Connected Component in Undirected Graph
update Jul 19, 2017 17:36
Find the number connected component in the undirected graph. Each node in the graph contains a label and a list of its neighbors. (a connected component (or just component) of an undirected graph is a subgraph in which any two vertices are connected to each other by paths, and which is connected to no additional vertices in the supergraph.)
Notice
Each connected component should sort by label.
Example
Given graph:
A------B C
\ | |
\ | |
\ | |
\ | |
D E
Return {A,B,D}, {C,E}. Since there are two connected component which is {A,B,D}, {C,E}
Basic Idea:
对每一个node进行bfs,每次bfs得到的结果就是一个component,同时在visited中标记即可
Java Code:
/**
* Definition for Undirected graph.
* class UndirectedGraphNode {
* int label;
* ArrayList<UndirectedGraphNode> neighbors;
* UndirectedGraphNode(int x) { label = x; neighbors = new ArrayList<UndirectedGraphNode>(); }
* };
*/
public class Solution {
/**
* @param nodes a array of Undirected graph node
* @return a connected set of a Undirected graph
*/
public List<List<Integer>> connectedSet(ArrayList<UndirectedGraphNode> nodes) {
// 对每一个node进行bfs,每次bfs得到的结果就是一个component,同时在visited中标记即可
List<List<Integer>> res = new ArrayList<>();
if (nodes == null || nodes.size() == 0) {
return res;
}
Set<UndirectedGraphNode> visited = new HashSet<>();
for (UndirectedGraphNode node : nodes) {
bfs(node, visited, res);
}
// 这部分排序其实不必要
Collections.sort(res, new Comparator<List<Integer>>(){
public int compare(List<Integer> lst1, List<Integer> lst2) {
if (lst1.get(0) < lst2.get(0)) return -1;
if (lst1.get(0) == lst2.get(0)) return 0;
else return 1;
}
});
return res;
}
private void bfs(UndirectedGraphNode node, Set<UndirectedGraphNode> visited,
List<List<Integer>> res) {
if (visited.contains(node)) return;
Deque<UndirectedGraphNode> queue = new LinkedList<>();
List<Integer> component = new ArrayList<>();
component.add(node.label);
queue.addFirst(node);
visited.add(node);
while (! queue.isEmpty()) {
node = queue.removeLast();
for (UndirectedGraphNode neighbor : node.neighbors) {
if (visited.contains(neighbor)) continue;
queue.addFirst(neighbor);
visited.add(neighbor);
component.add(neighbor.label);
}
}
Collections.sort(component);
res.add(component);
}
}
update Sep 8, 2017 23:21
更新:Union Find Algorithm Solution
求每个 connected component 中的元素,典型的连通性问题,可以使用并查集解决。

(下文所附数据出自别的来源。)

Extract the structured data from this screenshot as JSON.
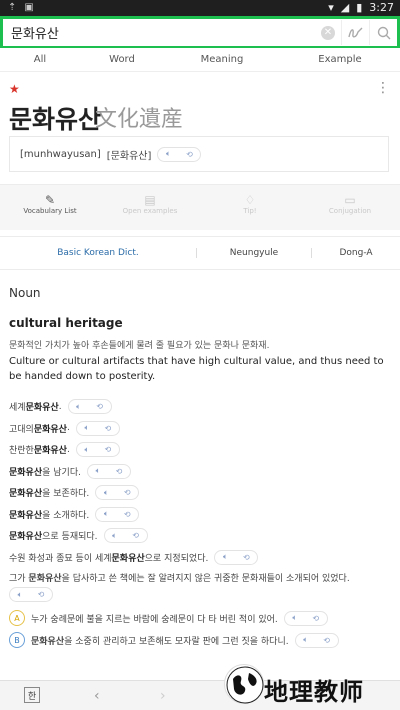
{
  "status": {
    "time": "3:27"
  },
  "search": {
    "query": "문화유산"
  },
  "tabs": [
    "All",
    "Word",
    "Meaning",
    "Example"
  ],
  "entry": {
    "headword": "문화유산",
    "hanja": "文化遺産",
    "romanization": "[munhwayusan]",
    "pronunciation": "[문화유산]"
  },
  "tools": [
    "Vocabulary List",
    "Open examples",
    "Tip!",
    "Conjugation"
  ],
  "sources": [
    "Basic Korean Dict.",
    "Neungyule",
    "Dong-A"
  ],
  "definition": {
    "pos": "Noun",
    "english": "cultural heritage",
    "korean": "문화적인 가치가 높아 후손들에게 물려 줄 필요가 있는 문화나 문화재.",
    "description": "Culture or cultural artifacts that have high cultural value, and thus need to be handed down to posterity."
  },
  "examples": {
    "e1_pre": "세계 ",
    "e1_bold": "문화유산",
    "e1_post": ".",
    "e2_pre": "고대의 ",
    "e2_bold": "문화유산",
    "e2_post": ".",
    "e3_pre": "찬란한 ",
    "e3_bold": "문화유산",
    "e3_post": ".",
    "e4_bold": "문화유산",
    "e4_post": "을 남기다.",
    "e5_bold": "문화유산",
    "e5_post": "을 보존하다.",
    "e6_bold": "문화유산",
    "e6_post": "을 소개하다.",
    "e7_bold": "문화유산",
    "e7_post": "으로 등재되다.",
    "e8_pre": "수원 화성과 종묘 등이 세계 ",
    "e8_bold": "문화유산",
    "e8_post": "으로 지정되었다.",
    "e9_pre": "그가 ",
    "e9_bold": "문화유산",
    "e9_post": "을 답사하고 쓴 책에는 잘 알려지지 않은 귀중한 문화재들이 소개되어 있었다.",
    "a_label": "A",
    "a_text": "누가 숭례문에 불을 지르는 바람에 숭례문이 다 타 버린 적이 있어.",
    "b_label": "B",
    "b_bold": "문화유산",
    "b_post": "을 소중히 관리하고 보존해도 모자랄 판에 그런 짓을 하다니."
  },
  "bottom": {
    "han_label": "한"
  },
  "watermark": {
    "text": "地理教师"
  }
}
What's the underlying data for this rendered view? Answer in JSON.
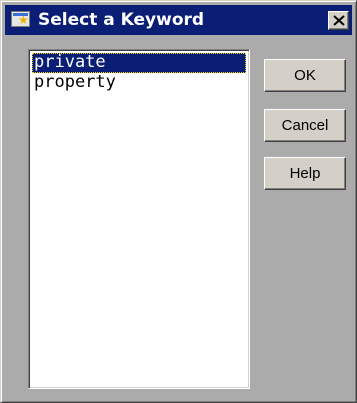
{
  "window": {
    "title": "Select a Keyword",
    "icon": "app-icon",
    "close_icon": "close-icon"
  },
  "keyword_list": {
    "items": [
      {
        "label": "private",
        "selected": true
      },
      {
        "label": "property",
        "selected": false
      }
    ]
  },
  "buttons": {
    "ok_label": "OK",
    "cancel_label": "Cancel",
    "help_label": "Help"
  },
  "colors": {
    "titlebar": "#0a1e76",
    "selection": "#0a1e76",
    "dialog_background": "#ababab",
    "button_face": "#d4d0c8"
  }
}
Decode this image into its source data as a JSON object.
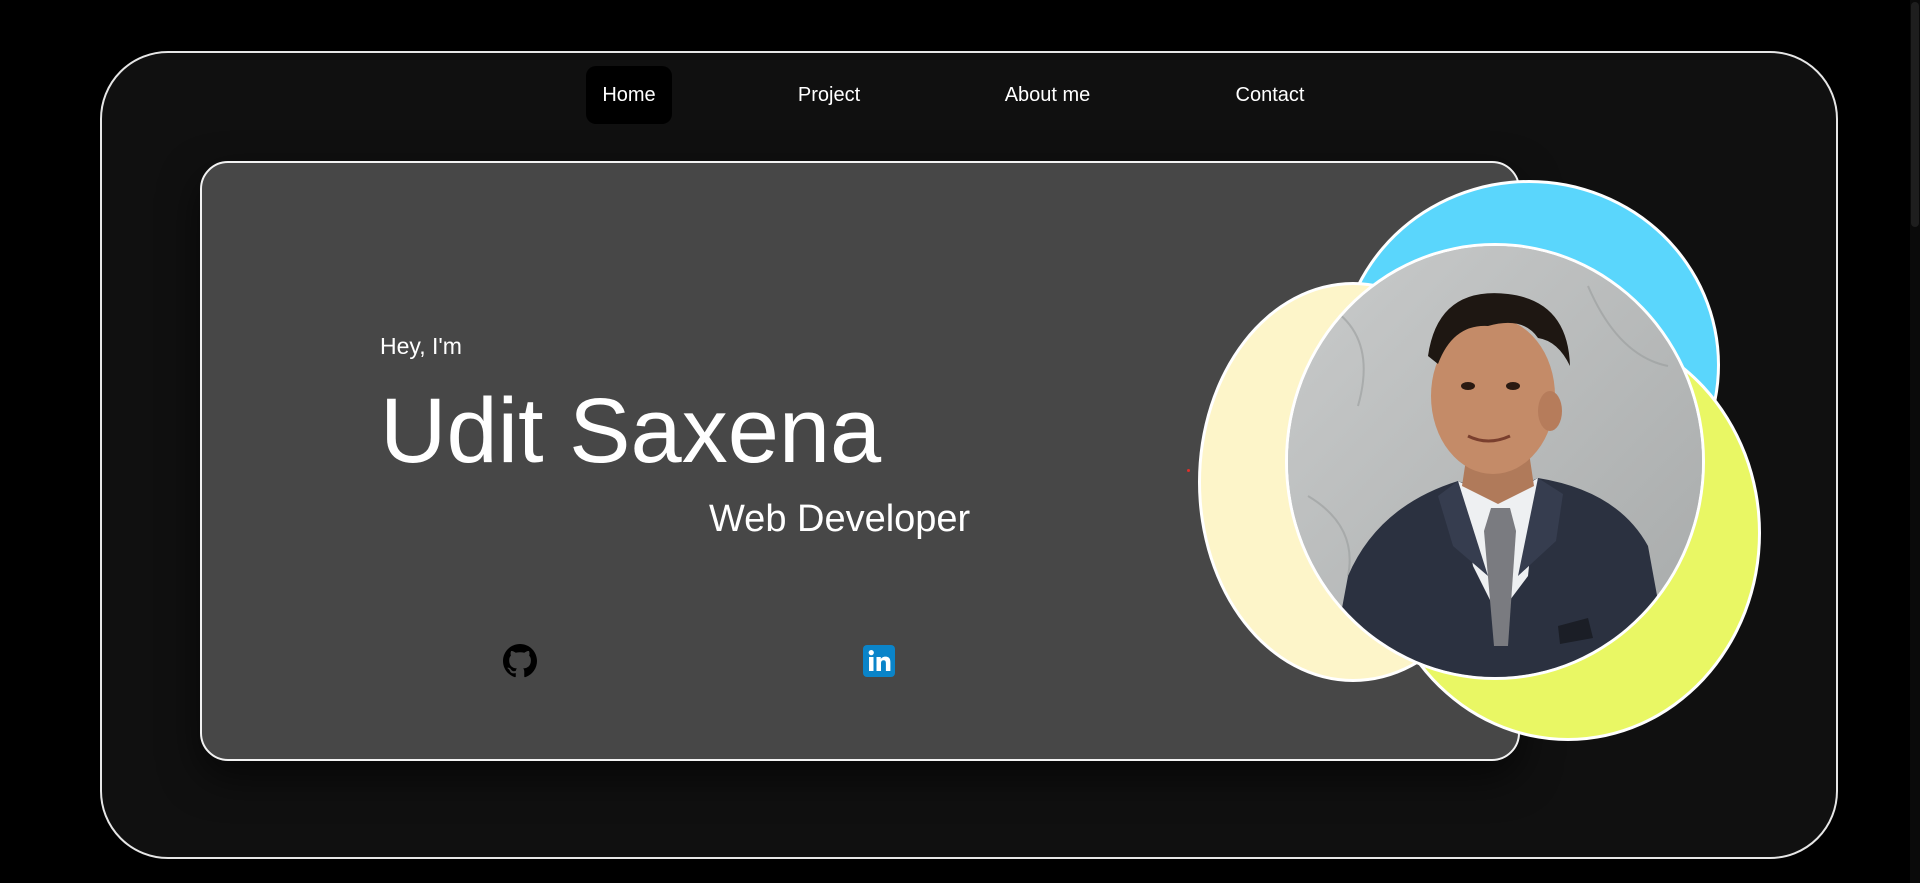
{
  "nav": {
    "items": [
      {
        "label": "Home",
        "active": true
      },
      {
        "label": "Project",
        "active": false
      },
      {
        "label": "About me",
        "active": false
      },
      {
        "label": "Contact",
        "active": false
      }
    ]
  },
  "hero": {
    "greeting": "Hey, I'm",
    "name": "Udit Saxena",
    "role": "Web Developer"
  },
  "social": {
    "github_icon": "github-icon",
    "linkedin_icon": "linkedin-icon",
    "linkedin_color": "#0a84c9"
  },
  "colors": {
    "page_background": "#000000",
    "frame_background": "#101010",
    "card_background": "#474747",
    "accent_blue": "#5ad6fc",
    "accent_cream": "#fdf5c9",
    "accent_lime": "#e9f764",
    "marker_red": "#e0302a"
  },
  "profile": {
    "photo_icon": "profile-photo"
  }
}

基本思路: 1. 使用并查集统计所有 v 的连通性; 2. find 所有 v,使用 Map<Integer, List<Integer>> 存储; 3. 按照要求排序,输出;
具体地,为了解决这里nodes的label无规律,无法直接作为 id 的问题,我们可以用一个 Map<Node, Integer> 为其人为指定 id,这样就可以通过 node 获取其 id。反过来,因为题目中的node是以list的形式给出,我们只需要以index为id,就可以轻易从id找到node。
# Union Find Algorithm
class Solution:
# @param {UndirectedGraphNode[]} nodes a array of undirected graph node
# @return {int[][]} a connected set of a undirected graph
def connectedSet(self, nodes):
def find(x):
while ids[x] != x:
ids[x] = find(ids[x])
x = ids[x]
return x
def union(x, y):
rootx = find(x)
rooty = find(y)
if rootx == rooty:
return
if rank[rootx] < rank[rooty]:
ids[rootx] = rooty
elif rank[rootx] > rank[rooty]:
ids[rooty] = rootx
else:
ids[rootx] = rooty
rank[rooty] += 1
# initialize Union-Find
ids = [i for i in range(len(nodes))]
rank = [0 for i in range(len(nodes))]
# 将node和id 一一对应
# 只需要存储node:id的对应,id:node的对应在nodes中是原生的
# 因为id就是node在nodes中的index
nodeId = {}
for i in range(len(nodes)):
nodeId[nodes[i]] = i
# do union find
for node in nodes:
for neighbor in node.neighbors:
union(nodeId[node], nodeId[neighbor])
# 将每个set中的node进行存储
components = collections.defaultdict(list)
for node in nodes:
id = find(nodeId[node])
components[id].append(node.label)
# 将components从map中移到list中, 并排序
ret = [sorted(components[i]) for i in components]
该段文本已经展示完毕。